Lecture. Vivre et penser comme
des porcs (Gilles Châtelet, Gallimard 1998, coll. Folio actuel
n°73).
De l'incitation à l'envie et à l'ennui dans les démocraties-marchés.
J'avais été attiré vers ce livre par son titre et
par certaines expressions et trouvailles de l'auteur reprises dans des
articles critiques : un pamphlet pourfendant les "Cyber-Gédéons"

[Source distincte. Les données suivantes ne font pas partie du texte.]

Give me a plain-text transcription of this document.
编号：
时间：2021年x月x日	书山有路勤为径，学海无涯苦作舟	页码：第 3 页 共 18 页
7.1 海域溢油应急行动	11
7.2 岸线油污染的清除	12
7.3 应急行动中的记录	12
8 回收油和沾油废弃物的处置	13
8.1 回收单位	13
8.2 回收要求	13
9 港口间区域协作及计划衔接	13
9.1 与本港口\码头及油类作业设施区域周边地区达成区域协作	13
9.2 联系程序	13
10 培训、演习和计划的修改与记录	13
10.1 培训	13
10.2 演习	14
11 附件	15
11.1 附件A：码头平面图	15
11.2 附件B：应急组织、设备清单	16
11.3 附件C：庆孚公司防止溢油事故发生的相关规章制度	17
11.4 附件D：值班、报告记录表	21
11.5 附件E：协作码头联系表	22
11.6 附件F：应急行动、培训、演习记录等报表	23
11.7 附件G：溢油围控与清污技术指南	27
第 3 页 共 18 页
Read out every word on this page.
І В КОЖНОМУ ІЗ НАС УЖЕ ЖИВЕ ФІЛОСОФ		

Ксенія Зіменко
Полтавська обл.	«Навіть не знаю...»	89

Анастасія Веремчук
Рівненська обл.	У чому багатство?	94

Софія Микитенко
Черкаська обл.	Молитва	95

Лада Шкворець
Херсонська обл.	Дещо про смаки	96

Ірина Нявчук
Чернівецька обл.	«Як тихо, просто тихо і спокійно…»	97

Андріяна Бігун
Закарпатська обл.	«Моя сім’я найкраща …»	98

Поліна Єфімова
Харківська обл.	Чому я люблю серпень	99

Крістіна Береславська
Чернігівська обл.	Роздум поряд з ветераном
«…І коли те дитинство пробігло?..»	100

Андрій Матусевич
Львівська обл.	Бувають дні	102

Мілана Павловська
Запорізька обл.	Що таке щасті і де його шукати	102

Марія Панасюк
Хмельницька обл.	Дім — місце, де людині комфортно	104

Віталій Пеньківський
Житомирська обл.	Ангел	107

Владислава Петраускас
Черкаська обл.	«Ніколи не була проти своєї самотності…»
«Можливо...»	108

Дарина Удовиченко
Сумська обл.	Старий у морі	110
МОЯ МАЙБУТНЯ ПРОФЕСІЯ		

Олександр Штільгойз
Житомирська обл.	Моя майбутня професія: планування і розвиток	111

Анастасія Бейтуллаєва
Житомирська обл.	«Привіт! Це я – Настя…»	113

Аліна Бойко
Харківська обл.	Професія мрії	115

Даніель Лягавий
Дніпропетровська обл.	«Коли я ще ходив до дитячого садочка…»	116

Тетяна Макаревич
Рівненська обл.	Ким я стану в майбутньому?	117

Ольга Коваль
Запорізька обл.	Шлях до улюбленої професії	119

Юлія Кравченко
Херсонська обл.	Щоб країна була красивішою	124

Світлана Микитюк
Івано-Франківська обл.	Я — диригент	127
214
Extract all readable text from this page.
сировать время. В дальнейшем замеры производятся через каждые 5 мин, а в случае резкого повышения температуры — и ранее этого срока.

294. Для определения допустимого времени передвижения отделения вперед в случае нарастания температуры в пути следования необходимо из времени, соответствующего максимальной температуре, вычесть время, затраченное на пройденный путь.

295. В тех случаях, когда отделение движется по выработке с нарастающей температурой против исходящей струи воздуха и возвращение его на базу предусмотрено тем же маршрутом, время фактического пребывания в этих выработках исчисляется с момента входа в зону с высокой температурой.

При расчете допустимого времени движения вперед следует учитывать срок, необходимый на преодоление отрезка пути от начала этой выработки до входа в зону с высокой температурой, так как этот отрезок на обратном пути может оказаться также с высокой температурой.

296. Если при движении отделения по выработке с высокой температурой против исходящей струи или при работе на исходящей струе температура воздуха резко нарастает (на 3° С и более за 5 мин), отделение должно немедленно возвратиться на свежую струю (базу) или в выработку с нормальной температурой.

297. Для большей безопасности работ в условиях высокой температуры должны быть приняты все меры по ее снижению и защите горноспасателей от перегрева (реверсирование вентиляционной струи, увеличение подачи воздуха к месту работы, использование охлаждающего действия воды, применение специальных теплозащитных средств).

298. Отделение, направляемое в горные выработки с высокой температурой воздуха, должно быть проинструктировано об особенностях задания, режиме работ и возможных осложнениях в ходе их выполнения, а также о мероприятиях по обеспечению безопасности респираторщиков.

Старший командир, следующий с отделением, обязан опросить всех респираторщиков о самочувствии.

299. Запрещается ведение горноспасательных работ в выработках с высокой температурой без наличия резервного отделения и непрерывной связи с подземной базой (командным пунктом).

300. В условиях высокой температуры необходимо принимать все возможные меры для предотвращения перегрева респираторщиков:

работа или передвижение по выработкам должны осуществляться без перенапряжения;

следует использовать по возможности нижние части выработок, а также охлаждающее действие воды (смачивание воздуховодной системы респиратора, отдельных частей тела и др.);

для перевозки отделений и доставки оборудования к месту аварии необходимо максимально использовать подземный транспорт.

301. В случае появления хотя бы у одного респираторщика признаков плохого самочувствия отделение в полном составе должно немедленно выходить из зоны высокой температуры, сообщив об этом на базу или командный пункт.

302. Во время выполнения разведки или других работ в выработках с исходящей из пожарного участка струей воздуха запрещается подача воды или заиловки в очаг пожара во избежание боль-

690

, les "Turbo-Bécassines", la "yaourtière
à classe moyenne", la "Régie française
des jobards du consensus" me semblait promettre une lecture saine
et roborative. J'avais oublié que mes connaissances en philosophie
et en économie étaient trop proches du zéro, malgré
l'aide d'un "Glossaire pour lecteur peu versé dans l'économie
politique".
On devine les cibles de Châtelet , les bo-bos, les décideurs,
la marchandisation, les Alain (Minc et Touraine) mais son propos échappe
à mon entendement. Châtelet est mort depuis, c'est dommage,
j'aurais bien aimé l'entendre un samedi matin dans Répliques
face à un
autre Alain (Finkielkraut).
Vie familiale. On mange la galette.
Lucie est reine et n'a pas de mal à choisir son roi. Le sapin de
Noël retourne au grenier.
Radio. J'écoute le Radio libre
consacré aux Papous enregistré la veille. On y entend des
disparus qui ont participé à l'émission au fil des
années (Desproges, Gainsbourg, Perec, Topor...) et un écrivain
que je n'ai jamais lu, Louis Calaferte dont je recopie les propos
dans mes carnets (il s'agissait de faire un inventaire des "Pas question
de..."). "Pas question de souffrir. Il est surprenant que notre
temps, par ailleurs si apparemment évolué, en soit encore
culturellement à ne pas avoir franchi le cap de la crucifixion.
Il faut absolument se
convaincre que la vie n'est pas un lieu d'expiation, il n'y a rien à
expier, que la souffrance est sans signification, qu'il faut la supprimer
autant qu'il se peut, qu'elle est un mythe malsain entretenu par les pouvoirs
qui y trouvent leur intérêt. La souffrance est la faiblesse
et la
honte de la vie, elle est notre ennemie et doit être traitée
comme telle."
"...la vie n'est pas un lieu d'expiation..." Il me semble que
si j'avais pu connaître cette phrase plus tôt, m'en convaincre
et l'appliquer, j'aurais gagné du temps dans mon existence.
TV. 5° épisode de Six
Feet Under. Le nombre de "fuck" et de ses dérivés
prononcé (la série est diffusée en V.O.) est assez
impressionnant.
Mail. Carte de vœux de N.
LUNDI.
Vie professionnelle. Rentrée
des classe, échange de vœux. il me semble que ça fait une
éternité que je n'ai pas mis les pieds au collège,
signe que les vacances ont été bonnes et efficaces. Je les
redoutais (contrairement à mes élèves, mes filles
ne respectent absolument pas mon sommeil) mais elles se sont déroulées
bien mieux que prévu.
Courrier. Vœux de K., une ancienne
élève, carte d'adhérent 2002 des Amis de Proust.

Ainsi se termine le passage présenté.